In 1615, Vincent soon became chaplain and tutor to the Gondi family. Though living in
one of the great houses of France, Vincent lived a very simple and monkish life, tutoring the
children of the Count and serving the needs of the estates peasants. It was during this time that
Vincent decided to focus his ministerial efforts on the needs of the poor.

During a short period when he was away from the Gondi family, Vincent decided to
create confraternities to serve the poor. This was in the town of Chatillon where Vincent saw the
need to direct and organize the works of charity, which parishioners were more than willing to
carry out. Several confraternities were organized by Vincent in several towns to provide for the
spiritual and corporal needs of the poor. In 1617 he gathered together wealthy women of Paris to
establish hospitals, support the victims of war and to ransom 1,200 galley slaves from North
Africa. With the help of Louise de Marillac, Vincent founded the Daughters of Charity.

In 1622, Vincent became the royal chaplain to those condemned to the galleys. Of this grueling
and challenging work Vincent stated:

Even convicts, with whom I have spent some time, are not won over in any other way. Whenever
I happened to speak sharply to them, I spoiled everything; on the contrary, when I praised them
for their resignation and sympathized with them in their sufferings; when I told them they were
fortunate to have their purgatory in this world, when I kissed their chains, showed compassion
for their distress, and expressed sorrow for their misfortune, it was then that they listened to me,
gave glory to God, and opened themselves to salvation.

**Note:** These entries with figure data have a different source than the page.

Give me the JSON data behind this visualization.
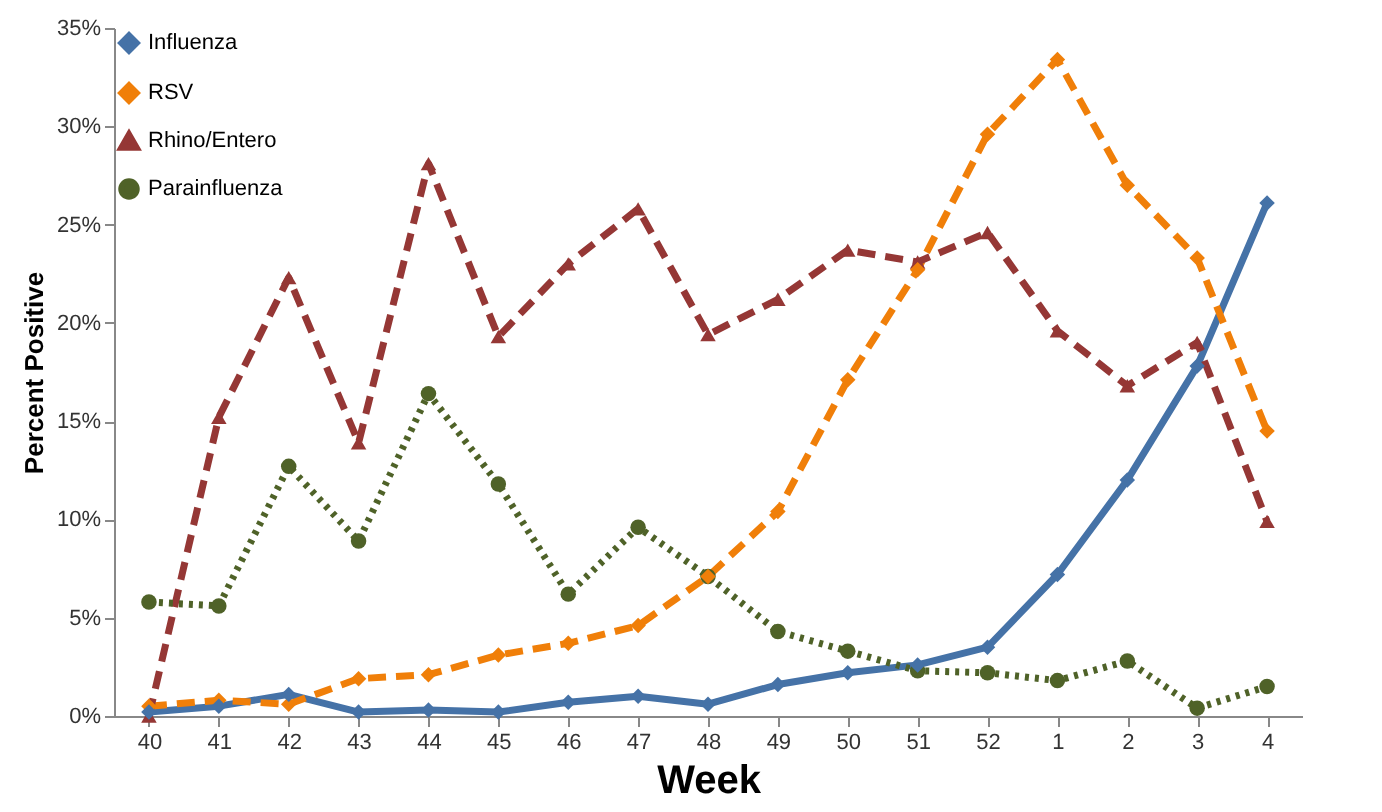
{
  "chart_data": {
    "type": "line",
    "xlabel": "Week",
    "ylabel": "Percent Positive",
    "categories": [
      "40",
      "41",
      "42",
      "43",
      "44",
      "45",
      "46",
      "47",
      "48",
      "49",
      "50",
      "51",
      "52",
      "1",
      "2",
      "3",
      "4"
    ],
    "series": [
      {
        "name": "Influenza",
        "color": "#4572a7",
        "marker": "diamond",
        "line_style": "solid",
        "values": [
          0.2,
          0.5,
          1.1,
          0.2,
          0.3,
          0.2,
          0.7,
          1.0,
          0.6,
          1.6,
          2.2,
          2.6,
          3.5,
          7.2,
          12.0,
          17.8,
          26.1
        ]
      },
      {
        "name": "RSV",
        "color": "#f07f09",
        "marker": "diamond",
        "line_style": "dashed",
        "values": [
          0.5,
          0.8,
          0.6,
          1.9,
          2.1,
          3.1,
          3.7,
          4.6,
          7.1,
          10.4,
          17.1,
          22.7,
          29.6,
          33.4,
          27.0,
          23.3,
          14.5
        ]
      },
      {
        "name": "Rhino/Entero",
        "color": "#953735",
        "marker": "triangle",
        "line_style": "dashed",
        "values": [
          0,
          15.2,
          22.3,
          13.9,
          28.1,
          19.3,
          23.0,
          25.8,
          19.4,
          21.2,
          23.7,
          23.1,
          24.6,
          19.6,
          16.8,
          19.0,
          9.9
        ]
      },
      {
        "name": "Parainfluenza",
        "color": "#4f6228",
        "marker": "circle",
        "line_style": "dotted",
        "values": [
          5.8,
          5.6,
          12.7,
          8.9,
          16.4,
          11.8,
          6.2,
          9.6,
          7.1,
          4.3,
          3.3,
          2.3,
          2.2,
          1.8,
          2.8,
          0.4,
          1.5
        ]
      }
    ],
    "ylim": [
      0,
      35
    ],
    "yticks": [
      {
        "value": 0,
        "label": "0%"
      },
      {
        "value": 5,
        "label": "5%"
      },
      {
        "value": 10,
        "label": "10%"
      },
      {
        "value": 15,
        "label": "15%"
      },
      {
        "value": 20,
        "label": "20%"
      },
      {
        "value": 25,
        "label": "25%"
      },
      {
        "value": 30,
        "label": "30%"
      },
      {
        "value": 35,
        "label": "35%"
      }
    ],
    "grid": false,
    "legend": "top left"
  }
}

Vincent quickly realized that the galleys were harsh environments, which hardened the
condemned men, and so he strove to show them compassion. When he returned to Paris, he
visited the prisons which provided the galleys with convicts and found them equally challenging.
He would visit the prisoners each day, instructing them in the faith and celebrating the
sacraments.

St. Vincent de Paul was not a romantic when it came to serving the poor. One of his most
famous sayings attests to this:
You will find out that Charity is a heavy burden to carry, heavier than the kettle of soup and the
full basket. But you will keep your gentleness and your smile. It is not enough to give soup and
bread. This the rich can do. You are the servant of the poor, always smiling and good-humored.
They are your masters, terribly sensitive and exacting master you will see. And the uglier and the
dirtier they will be, the more unjust and insulting, the more love you must give them. It is only for
your love alone that the poor will forgive you the bread you give to them.

Similar to Vincent de Paul, we priests are called to model our ministry on that of Jesus.
We know that Jesus came to seek out and call sinners and serve those who were poor, sick,
outcasts, all those rejected by society. Christ himself became poor for our sake. While foxes have
lairs and birds have nests (and bumble bees have their colonies), Jesus depended on others for his
immediate needs. And in serving others he recognized the need to minister to the whole
person, lavishing the mercy of God in all its spiritual and corporal expressions.

Christ did not grasp his divinity, but became a slave in order to show the deep love and
desire of God for the salvation of the world. Vincent de Paul recognized the importance of
entering fully into the experiences of those most in need, drawing from Christs own life a desire
to live poorly in order to follow in the footsteps of the Master. As Vincent de Paul stated: The
poor have much to teach you, you have much to learn from them. If we truly want to model our
priestly ministry after that of Jesus, we must not only embrace poverty and a radical dependence
on God, but also to be disciples who are called not be served, but to serve without counting the
cost. This St. Vincent could accomplish from his virginal heart, which flowed from the virginal
heart of the Father and Son with the Holy Spirit.